P.S. It is very possible that your business already has an accounting or fully developed ERP system in place but the CRM components are weak or non-existent. In fact this is the predominant situation with new clients that come to us. So our CRM solutions will have a seamless, behind-the-scenes synchronization with the accounting AR customer database. Now the marketing, sales and customer service departments all have that centralized database and can easily perform their specific functions without touching the master AR billing system.

Recommendation: This article was inspired by Jill Griffin’s book, “Customer Loyalty: How to Earn It, How to Keep It”. Visit her site www.loyaltysolutions.com for more valuable strategies and actions for becoming excellent in Customer loyalty – your customer will greatly appreciate it and you may become positively ‘remarkable’…

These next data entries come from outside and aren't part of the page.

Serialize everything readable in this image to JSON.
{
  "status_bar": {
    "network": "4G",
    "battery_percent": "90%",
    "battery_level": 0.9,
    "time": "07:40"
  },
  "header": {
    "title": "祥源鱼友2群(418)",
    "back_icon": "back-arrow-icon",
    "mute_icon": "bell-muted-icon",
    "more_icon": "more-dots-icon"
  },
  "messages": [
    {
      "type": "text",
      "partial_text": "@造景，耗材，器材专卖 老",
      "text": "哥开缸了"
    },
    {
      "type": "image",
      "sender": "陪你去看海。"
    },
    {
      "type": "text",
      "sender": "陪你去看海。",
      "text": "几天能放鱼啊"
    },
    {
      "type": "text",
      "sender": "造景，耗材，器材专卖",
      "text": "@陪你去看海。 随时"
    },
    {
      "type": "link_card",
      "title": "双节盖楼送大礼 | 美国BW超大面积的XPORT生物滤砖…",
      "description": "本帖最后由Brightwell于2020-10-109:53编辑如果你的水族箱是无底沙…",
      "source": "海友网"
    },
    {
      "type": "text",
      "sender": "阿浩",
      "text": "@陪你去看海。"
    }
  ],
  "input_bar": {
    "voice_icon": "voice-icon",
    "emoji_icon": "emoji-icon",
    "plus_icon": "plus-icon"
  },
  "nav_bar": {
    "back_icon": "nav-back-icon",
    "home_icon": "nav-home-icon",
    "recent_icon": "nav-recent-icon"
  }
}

Republished with author's permission from original post.

Dick Wooden
CRM specialist to help you get the answers you need with sales, service, and marketing CRM software. I help mid-sized businesses select, implement and optimize CRM so that it works the way their business needs to work. My firm is focused on client success with remarkable customer experience, effective marketing and profitable sales using CRM strategy and tools.

2 COMMENTS

  1. Great post, Mr. Wooden. This reminds me what a huge component building loyalty is to the overall success of customer engagement.

    I think another good bullet to consider might be utilizing all digital media outlets. We’re seeing social networks, phones and email becoming integral parts of every business marketing strategy — even healthcare.

    You wrote, ” Customer[s] expect doing business with you to be as hassle-free and gratifying for them as possible. When they experience good service, they are more open and faster in knowing and liking you. They believe you can earn their business with service that is pleasant, helpful and personalized.”

    In a study we’re releasing in October, we found just that. Patients want their doctors and medical staff to make it personal. When it comes to communicating between face-to-face visits via email, voicemail and text, patients are requesting the following customizations from their doctors:

    Use our first name.

    More men than women (37 percent vs. 34 percent) say they would like all communication from their doctor to be personalized with their name.

    Send us information relevant to our age and gender.

    More men than women (22 percent vs. 11 percent) of men said that they would ignore or refuse digital healthcare communication if it is not personalized with their information.

    Make all communication specific to our illness.

    More women than men (61 percent vs. 53 percent) want messages from doctors to be personalized to their needs.

    Make sure communication maps to our treatment plan.

    Patients expect their communications with healthcare professionals to be personalized with information that is specific to their needs (58 percent), and relevant to them (55 percent).

    Know our specific goals and customize alerts with messages that will help us reach that goal.

    More women than men (55 percent v. 52 percent) say that communication they receive from healthcare professionals should be relevant to them as an individual.

    Beyond-the-clinic digital engagement, such as emails, apps, texts, social media or voicemail is exactly the type of experience U.S. consumers want and expect from their doctors. High-tech communication is one of the fastest and most cost-effective ways to reach large audiences, but in a very personalized manner.

    I would love to read your thoughts on this topic.

    Here is a link to our studies: http://www.televox.com/resources/healthy-world

    All the best,
    Scott Zimmerman, President, http://www.TeleVox.com

  2. Thanks for the metrics in the healthcare industry. I’ve heard it said that a doctor waits on the average, 18 seconds of listening, before they talk. Communication is a two way street and learning how to listen to your client’s issues and challenges is important to all forms of successful business.